Menghormati Manusia dan Kerja-Kerjanya

Kerja, kerja, kerja. Setelah memerintah selama lima tahun, Joko Widodo rupanya sadar, mantra ’’kerja, kerja, kerja’’ saja tak cukup.
Butuh manusia yang melakukannya, yang bekerja. Bahkan juga butuh manusia untuk menikmati hasil kerja-kerja tersebut.
Tentu saja kalau sekadar manusia, kita punya banyak. Ada seperempat miliar lebih manusia yang tinggal di negeri ini.
Bikin infrastruktur di mana-mana, butuh manusia untuk membangunnya. Ingin pariwisata maju, ya butuh manusia yang terampil pula di bidangnya. Ingin perekonomian digital mengatasi kesenjangan sekaligus menciptakan pertumbuhan, tetap saja butuh jago-jago coding dan teknologi informasi.
Sekarang bayangkan, setelah terbentang jalan di mana-mana, siapa yang akan mempergunakannya? Ya, manusia. Bagaimana jika ia tak punya kendaraan? Ya, beli mobil atau motor. Kalau tak punya uang? Ya, harus bekerja dan berpenghasilan. Kalau tak punya keterampilan? Ya dilatih, dibikin pintar di sekolah.
Kalau sekolah tak bikin manusianya terampil ataupun pintar? Ya, akhirnya kosonglah bentangan jalan-jalan tersebut. Infrastruktur jalan pada akhirnya bukan untuk kura-kura lewat. Bukan pula sekadar objek foto-foto cantik.
Sekarang kita punya jaringan tulang punggung internet yang membentang menaungi seluruh wilayah negeri. Siapa yang bisa memanfaatkannya? Tentu saja manusia.
Problemnya, untuk memanfaatkan infrastruktur seperti internet, kita tak sesederhana bisa memberikan seperangkat komputer kepada seseorang. Dibutuhkan prasyarat, baik ekonomi maupun budaya.

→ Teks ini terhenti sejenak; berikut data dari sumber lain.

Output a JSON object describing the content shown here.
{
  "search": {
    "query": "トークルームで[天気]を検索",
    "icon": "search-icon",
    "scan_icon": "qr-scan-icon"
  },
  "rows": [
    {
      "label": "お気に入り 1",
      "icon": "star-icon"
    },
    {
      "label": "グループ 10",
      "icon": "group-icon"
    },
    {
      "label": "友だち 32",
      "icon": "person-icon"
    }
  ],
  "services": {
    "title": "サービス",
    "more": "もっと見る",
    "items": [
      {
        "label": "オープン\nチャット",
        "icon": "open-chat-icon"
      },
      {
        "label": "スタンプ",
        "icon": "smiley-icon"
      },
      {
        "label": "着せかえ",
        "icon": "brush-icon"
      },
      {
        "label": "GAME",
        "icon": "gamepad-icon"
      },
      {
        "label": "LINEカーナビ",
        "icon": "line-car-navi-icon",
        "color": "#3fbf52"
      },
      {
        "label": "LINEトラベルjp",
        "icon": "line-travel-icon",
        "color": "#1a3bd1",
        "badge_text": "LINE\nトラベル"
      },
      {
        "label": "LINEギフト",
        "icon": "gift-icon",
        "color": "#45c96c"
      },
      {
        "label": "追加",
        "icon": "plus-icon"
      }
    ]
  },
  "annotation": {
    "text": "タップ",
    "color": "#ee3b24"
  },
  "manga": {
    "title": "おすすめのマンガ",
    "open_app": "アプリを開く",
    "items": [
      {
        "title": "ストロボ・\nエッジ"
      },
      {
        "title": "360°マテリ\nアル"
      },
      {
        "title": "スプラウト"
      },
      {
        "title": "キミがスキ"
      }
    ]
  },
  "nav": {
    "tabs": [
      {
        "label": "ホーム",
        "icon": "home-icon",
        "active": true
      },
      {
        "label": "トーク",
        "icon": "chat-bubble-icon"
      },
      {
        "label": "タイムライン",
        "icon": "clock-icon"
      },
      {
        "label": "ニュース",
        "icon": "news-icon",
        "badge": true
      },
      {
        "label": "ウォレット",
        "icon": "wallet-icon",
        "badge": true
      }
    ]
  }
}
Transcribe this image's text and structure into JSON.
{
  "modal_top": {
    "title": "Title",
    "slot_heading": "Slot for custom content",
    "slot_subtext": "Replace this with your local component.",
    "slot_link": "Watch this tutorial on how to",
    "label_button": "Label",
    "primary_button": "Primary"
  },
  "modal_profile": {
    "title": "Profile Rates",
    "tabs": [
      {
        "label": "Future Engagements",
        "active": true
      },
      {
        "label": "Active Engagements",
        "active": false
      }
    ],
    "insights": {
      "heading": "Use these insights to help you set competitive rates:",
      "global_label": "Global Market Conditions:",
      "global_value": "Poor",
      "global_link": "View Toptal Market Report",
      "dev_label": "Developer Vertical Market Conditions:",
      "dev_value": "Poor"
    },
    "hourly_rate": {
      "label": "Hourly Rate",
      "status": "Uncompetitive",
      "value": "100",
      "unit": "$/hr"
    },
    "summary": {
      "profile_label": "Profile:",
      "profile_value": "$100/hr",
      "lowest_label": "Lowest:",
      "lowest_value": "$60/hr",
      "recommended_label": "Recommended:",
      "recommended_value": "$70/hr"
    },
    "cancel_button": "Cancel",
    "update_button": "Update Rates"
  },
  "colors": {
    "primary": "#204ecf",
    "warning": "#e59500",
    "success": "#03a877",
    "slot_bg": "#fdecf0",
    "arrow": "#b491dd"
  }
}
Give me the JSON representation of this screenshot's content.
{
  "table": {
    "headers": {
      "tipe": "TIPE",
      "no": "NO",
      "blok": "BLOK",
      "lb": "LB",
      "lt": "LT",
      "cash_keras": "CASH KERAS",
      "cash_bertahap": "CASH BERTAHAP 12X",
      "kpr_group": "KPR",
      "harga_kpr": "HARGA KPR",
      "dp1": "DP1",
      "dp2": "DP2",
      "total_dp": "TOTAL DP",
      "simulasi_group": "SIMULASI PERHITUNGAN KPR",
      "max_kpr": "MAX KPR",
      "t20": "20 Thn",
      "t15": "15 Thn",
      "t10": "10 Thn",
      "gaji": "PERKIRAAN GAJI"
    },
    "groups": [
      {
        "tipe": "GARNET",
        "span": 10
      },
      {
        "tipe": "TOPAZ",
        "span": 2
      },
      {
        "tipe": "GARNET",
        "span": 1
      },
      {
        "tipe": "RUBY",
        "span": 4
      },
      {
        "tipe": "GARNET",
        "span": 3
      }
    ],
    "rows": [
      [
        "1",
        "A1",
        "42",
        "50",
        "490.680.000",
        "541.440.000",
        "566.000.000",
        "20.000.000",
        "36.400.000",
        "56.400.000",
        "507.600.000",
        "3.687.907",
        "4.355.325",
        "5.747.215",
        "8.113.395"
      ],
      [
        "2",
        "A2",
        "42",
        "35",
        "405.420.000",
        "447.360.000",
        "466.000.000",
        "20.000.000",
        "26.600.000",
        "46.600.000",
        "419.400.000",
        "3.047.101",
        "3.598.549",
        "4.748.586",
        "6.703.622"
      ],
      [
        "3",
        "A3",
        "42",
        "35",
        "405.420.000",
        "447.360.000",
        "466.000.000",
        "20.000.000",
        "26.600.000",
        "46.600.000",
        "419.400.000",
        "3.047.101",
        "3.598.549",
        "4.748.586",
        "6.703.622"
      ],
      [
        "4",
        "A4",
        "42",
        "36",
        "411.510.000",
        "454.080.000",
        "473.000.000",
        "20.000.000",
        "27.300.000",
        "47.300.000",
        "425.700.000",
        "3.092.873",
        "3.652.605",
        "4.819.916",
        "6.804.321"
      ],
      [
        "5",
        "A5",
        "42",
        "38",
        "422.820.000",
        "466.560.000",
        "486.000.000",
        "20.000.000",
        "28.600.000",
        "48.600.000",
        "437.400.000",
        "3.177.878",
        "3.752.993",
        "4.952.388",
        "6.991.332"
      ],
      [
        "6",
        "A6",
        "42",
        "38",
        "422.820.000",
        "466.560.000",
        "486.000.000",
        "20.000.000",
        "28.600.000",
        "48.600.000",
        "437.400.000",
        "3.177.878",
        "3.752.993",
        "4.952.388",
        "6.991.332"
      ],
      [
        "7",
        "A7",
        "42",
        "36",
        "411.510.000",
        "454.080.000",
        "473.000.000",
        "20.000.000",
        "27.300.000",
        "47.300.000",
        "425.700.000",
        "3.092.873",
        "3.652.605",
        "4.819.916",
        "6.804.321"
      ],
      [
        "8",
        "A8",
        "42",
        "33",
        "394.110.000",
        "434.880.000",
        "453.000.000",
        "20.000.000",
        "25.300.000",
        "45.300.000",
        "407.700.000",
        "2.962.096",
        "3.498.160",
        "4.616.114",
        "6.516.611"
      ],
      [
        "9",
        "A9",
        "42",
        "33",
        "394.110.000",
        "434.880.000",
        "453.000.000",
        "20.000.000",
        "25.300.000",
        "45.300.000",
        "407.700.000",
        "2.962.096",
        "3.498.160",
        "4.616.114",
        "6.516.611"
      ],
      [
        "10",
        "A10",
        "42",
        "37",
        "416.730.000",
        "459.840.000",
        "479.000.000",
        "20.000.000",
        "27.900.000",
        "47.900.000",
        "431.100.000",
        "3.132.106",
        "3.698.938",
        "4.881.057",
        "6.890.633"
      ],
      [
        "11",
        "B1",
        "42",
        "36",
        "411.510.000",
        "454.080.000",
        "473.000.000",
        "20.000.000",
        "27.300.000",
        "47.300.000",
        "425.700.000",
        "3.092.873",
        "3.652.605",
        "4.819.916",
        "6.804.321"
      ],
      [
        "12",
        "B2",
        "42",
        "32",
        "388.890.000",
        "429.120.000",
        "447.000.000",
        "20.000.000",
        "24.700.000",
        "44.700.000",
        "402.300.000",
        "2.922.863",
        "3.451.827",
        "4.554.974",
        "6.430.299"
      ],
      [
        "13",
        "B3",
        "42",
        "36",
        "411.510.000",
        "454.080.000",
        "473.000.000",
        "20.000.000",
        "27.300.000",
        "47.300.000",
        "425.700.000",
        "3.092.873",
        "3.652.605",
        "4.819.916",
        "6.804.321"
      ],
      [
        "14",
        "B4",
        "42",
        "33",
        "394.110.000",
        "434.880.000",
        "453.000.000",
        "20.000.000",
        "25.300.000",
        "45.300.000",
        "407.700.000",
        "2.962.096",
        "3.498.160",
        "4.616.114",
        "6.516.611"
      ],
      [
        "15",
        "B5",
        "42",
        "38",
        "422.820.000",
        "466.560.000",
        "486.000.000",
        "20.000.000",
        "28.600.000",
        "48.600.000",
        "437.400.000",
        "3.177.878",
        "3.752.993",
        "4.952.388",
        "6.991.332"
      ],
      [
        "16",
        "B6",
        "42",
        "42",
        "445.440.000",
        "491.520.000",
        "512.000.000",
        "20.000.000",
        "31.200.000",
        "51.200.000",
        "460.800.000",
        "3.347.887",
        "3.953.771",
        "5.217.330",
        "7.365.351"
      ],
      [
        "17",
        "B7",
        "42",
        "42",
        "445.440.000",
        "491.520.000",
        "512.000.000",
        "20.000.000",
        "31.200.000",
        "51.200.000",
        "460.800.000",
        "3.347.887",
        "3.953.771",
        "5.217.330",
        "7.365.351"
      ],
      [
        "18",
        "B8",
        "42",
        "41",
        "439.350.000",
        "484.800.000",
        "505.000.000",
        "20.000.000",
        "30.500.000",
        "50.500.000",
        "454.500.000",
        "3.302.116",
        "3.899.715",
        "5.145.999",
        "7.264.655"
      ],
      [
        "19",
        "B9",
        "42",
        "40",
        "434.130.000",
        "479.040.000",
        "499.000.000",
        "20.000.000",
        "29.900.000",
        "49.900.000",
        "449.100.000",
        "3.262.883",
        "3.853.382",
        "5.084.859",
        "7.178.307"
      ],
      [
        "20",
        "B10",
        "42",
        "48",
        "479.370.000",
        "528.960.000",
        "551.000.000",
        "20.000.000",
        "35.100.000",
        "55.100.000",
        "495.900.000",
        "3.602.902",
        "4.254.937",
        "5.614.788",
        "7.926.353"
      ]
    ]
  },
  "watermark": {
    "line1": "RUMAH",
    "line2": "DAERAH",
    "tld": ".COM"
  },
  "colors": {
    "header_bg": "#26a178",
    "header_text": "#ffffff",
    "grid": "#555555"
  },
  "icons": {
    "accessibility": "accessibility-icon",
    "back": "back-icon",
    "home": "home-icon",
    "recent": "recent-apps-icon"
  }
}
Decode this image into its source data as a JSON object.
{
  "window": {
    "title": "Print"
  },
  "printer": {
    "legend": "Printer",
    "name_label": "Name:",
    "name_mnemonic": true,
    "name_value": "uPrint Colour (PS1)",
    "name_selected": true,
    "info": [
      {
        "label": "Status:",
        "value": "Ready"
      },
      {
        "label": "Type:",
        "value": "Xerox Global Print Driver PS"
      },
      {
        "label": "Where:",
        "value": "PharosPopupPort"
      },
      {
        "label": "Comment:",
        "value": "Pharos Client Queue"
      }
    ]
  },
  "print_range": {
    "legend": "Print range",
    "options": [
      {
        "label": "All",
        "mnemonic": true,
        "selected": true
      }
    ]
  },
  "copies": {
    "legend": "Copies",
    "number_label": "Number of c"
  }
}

Dan, di situlah memang jebakannya. Teknologi, sejak awal mula ditemukannya, serta hasil-hasilnya, selalu memiliki dua sisi yang berseberangan untuk manusia.
Pertama, teknologi mampu membantu pekerjaan-pekerjaan manusia. Kedua, sialnya, teknologi juga mampu merebut pekerjaan-pekerjaan tersebut juga dari manusia.
Manusia harus dipersiapkan tak hanya untuk menciptakan teknologi, demi membantu kerja-kerjanya. Manusia juga harus dipersiapkan untuk menghadapi segala macam dampak teknologi agar sebisa mungkin tidak merugikan kehidupannya.
Setelah pembangunan, sebagian besar bersifat fisik, sangat masif selama lima tahun terakhir, kesadaran akan pentingnya manusia mungkin terdengar sangat terlambat. Tapi, seperti orang bijak bilang, lebih baik terlambat daripada tidak sama sekali.
Pertanyaannya, pembangunan manusia macam apa yang dibayangkan oleh pemerintahan Joko Widodo?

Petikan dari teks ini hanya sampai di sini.